KOF’97 龍虎の拳チームストーリー
サウスタウン。タクマが道場を目指し歩いている。タクマ「人が多いな。裏道を回るとしよう・・・!」
その場には不似合いな気がタクマに近づいてくる。
タクマ「何だ・・・?これは・・・間違いなく・・・殺気!」
辺りを見回しながら歩くが、どこから気が漂ってくるのかわからない。
徐々に薄れていく殺気。タクマ「離れて行きよったか・・・」
緊張を緩めようとした瞬間、生臭い血の匂いを伴いながら、再び殺気がタクマを襲う。
タクマ「ぬぅッ!!」
思わずファイティングポーズをとるタクマ。
殺気の出所らしき男がタクマのすぐ横を通り過ぎる。タクマ「!!」
しばらくその場を動けないタクマ。我に返って見回すが、男は人込みに紛れて姿を消す。
タクマ「見失ったか・・・。何者だ?あれほどの殺気を持つ男、久しく見た事がない・・・」
極限流道場。ロバートが車から降り、道場に入ろうとしている。
ロバート「さあて、今日は弟子に稽古つけたらなあかんな。
あ・・・ん?えらい静かやな。だれも来とらんのかいな?」いつもなら騒がしい道場が、異様なまでに静けさを漂よわせている。
玄関を開けようとした瞬間、横に立てつけている看板がミシミシと音をたてる。ロバート「ん?何や?」
ロバートが視線を看板に移した瞬間、看板が粉々に弾け飛ぶ。
ロバート「!!」
道場の中へと急ぐロバート。道場に入るや襲ってくる血の匂い。
辺りを見ると、門下生が所々で倒れている。ロバート「何や?どういうことやねん!?」
抱き起こして声をかける。死んではいないが、反応はない。そこにタクマが帰ってくる。
タクマ「!!ロバート!何があった!?」
ロバート「師匠!それが・・・ワイにもさっぱり・・・。来たらこないなザマですわ」
タクマ「誰が・・・!この匂い!」道場に向かう途中、すれ違った男の姿が脳裏をよぎる。
タクマ「奴か!」
ロバート「奴?師匠、誰の事です?」ロバートの質問には答えず、ただ立ち尽くすタクマ。

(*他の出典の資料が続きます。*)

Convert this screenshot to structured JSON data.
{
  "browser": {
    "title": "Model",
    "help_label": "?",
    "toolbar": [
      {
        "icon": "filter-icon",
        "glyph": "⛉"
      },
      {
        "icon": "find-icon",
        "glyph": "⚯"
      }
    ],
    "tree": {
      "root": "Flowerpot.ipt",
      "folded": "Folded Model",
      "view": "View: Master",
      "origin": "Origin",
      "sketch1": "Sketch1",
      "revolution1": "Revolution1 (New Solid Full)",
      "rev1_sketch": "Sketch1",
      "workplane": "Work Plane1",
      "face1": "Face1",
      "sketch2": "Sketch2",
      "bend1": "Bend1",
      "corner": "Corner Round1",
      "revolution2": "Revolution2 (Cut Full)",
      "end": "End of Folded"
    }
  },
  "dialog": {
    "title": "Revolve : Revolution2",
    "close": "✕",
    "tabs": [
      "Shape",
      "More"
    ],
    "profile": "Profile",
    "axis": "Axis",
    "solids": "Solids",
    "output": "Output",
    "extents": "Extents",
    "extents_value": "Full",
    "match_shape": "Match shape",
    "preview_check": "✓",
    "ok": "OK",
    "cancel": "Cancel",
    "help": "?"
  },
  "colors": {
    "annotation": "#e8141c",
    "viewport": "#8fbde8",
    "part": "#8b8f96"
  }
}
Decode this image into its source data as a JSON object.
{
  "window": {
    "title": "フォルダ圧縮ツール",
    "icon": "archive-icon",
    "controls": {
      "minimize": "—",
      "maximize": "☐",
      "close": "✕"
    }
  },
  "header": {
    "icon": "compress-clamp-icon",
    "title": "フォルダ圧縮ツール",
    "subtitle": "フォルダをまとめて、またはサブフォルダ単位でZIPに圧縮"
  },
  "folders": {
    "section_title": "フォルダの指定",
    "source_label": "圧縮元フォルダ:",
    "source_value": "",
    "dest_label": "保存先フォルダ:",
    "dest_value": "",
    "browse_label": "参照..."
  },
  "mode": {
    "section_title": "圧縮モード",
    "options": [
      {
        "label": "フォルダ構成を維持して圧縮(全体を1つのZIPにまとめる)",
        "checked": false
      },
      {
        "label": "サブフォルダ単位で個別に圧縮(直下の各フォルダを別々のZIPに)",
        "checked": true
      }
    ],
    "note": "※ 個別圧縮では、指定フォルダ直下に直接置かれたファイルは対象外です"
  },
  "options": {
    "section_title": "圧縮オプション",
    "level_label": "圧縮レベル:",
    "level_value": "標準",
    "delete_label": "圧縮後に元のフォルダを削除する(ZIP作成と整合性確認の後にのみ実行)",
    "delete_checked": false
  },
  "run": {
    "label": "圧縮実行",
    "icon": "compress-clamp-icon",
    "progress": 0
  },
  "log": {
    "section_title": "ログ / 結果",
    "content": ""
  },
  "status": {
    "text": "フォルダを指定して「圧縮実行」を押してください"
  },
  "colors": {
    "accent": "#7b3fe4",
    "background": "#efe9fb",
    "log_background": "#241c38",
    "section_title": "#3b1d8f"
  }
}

数日後、極限流道場。リョウとロバート、ユリの二人と向き合って正座している。ユリ「お兄ちゃん、お父さんはどうしたの?」
目を閉じたまま、静かに答えるリョウ。
リョウ「道場を出た。今朝だ」
ロバート「道場を出たぁ? どこへ行ったんや?」
リョウ「わからん。1人で道場破りを探し当てる気らしい」
ロバート「探し当てる言うたかて・・・。
リョウ、おまえそれ聞いときながら黙って行かしたんかいな?」
ユリ「そうよ、私達にも黙っとくなんてひどいよ!」静かに目を開くリョウ。
リョウ「何も黙って行かせたわけじゃない。俺達がこれからすべき事は聞いている」
ロバート「これからすべき事?」
リョウ「そうだ」懐から封筒を取り出し、二人に差し出す。
ユリ「これは・・・」
ロバート「キング・オブ・ファイターズの招待状やないか!」
リョウ「そうだ。残された俺達はキング・オブ・ファイターズに出場する。
そして大会優勝を果たし、極限流の威信を回復する!
これが親父から俺達に出された指示だ」
ユリ「極限流の威信回復・・・」
ロバート「そういう事か・・・。しかし、大丈夫やろか? 師匠一人でどこのどいつかも
わからん奴を探すなんて・・・。何か手がかりでもあるんかいな?」
リョウ「細かい事は言わなかったが、それらしき男の姿を一瞬だけ見たらしい。
ダウンタウンにでも潜り込んで探す気だろう」
ユリ「うまくいけばいいけど・・・」
リョウ「大丈夫だ、親父ならうまくやるさ、それより今は俺達だ。
どうする? 大会出場は?」
ユリ「私は構わないよ」
ロバート「ワイもええで。それが師匠の言いつけやったら、なおさらや」
リョウ「よし、改めて確認するぞ。サカザキ・リョウ、ロバート・ガルシア、
サカザキ・ユリの3名は極限流館長、サカザキ・タクマの命を受け、
キング・オブ・ファイターズに出場、大会優勝を果たし、極限流の威信回復を図る。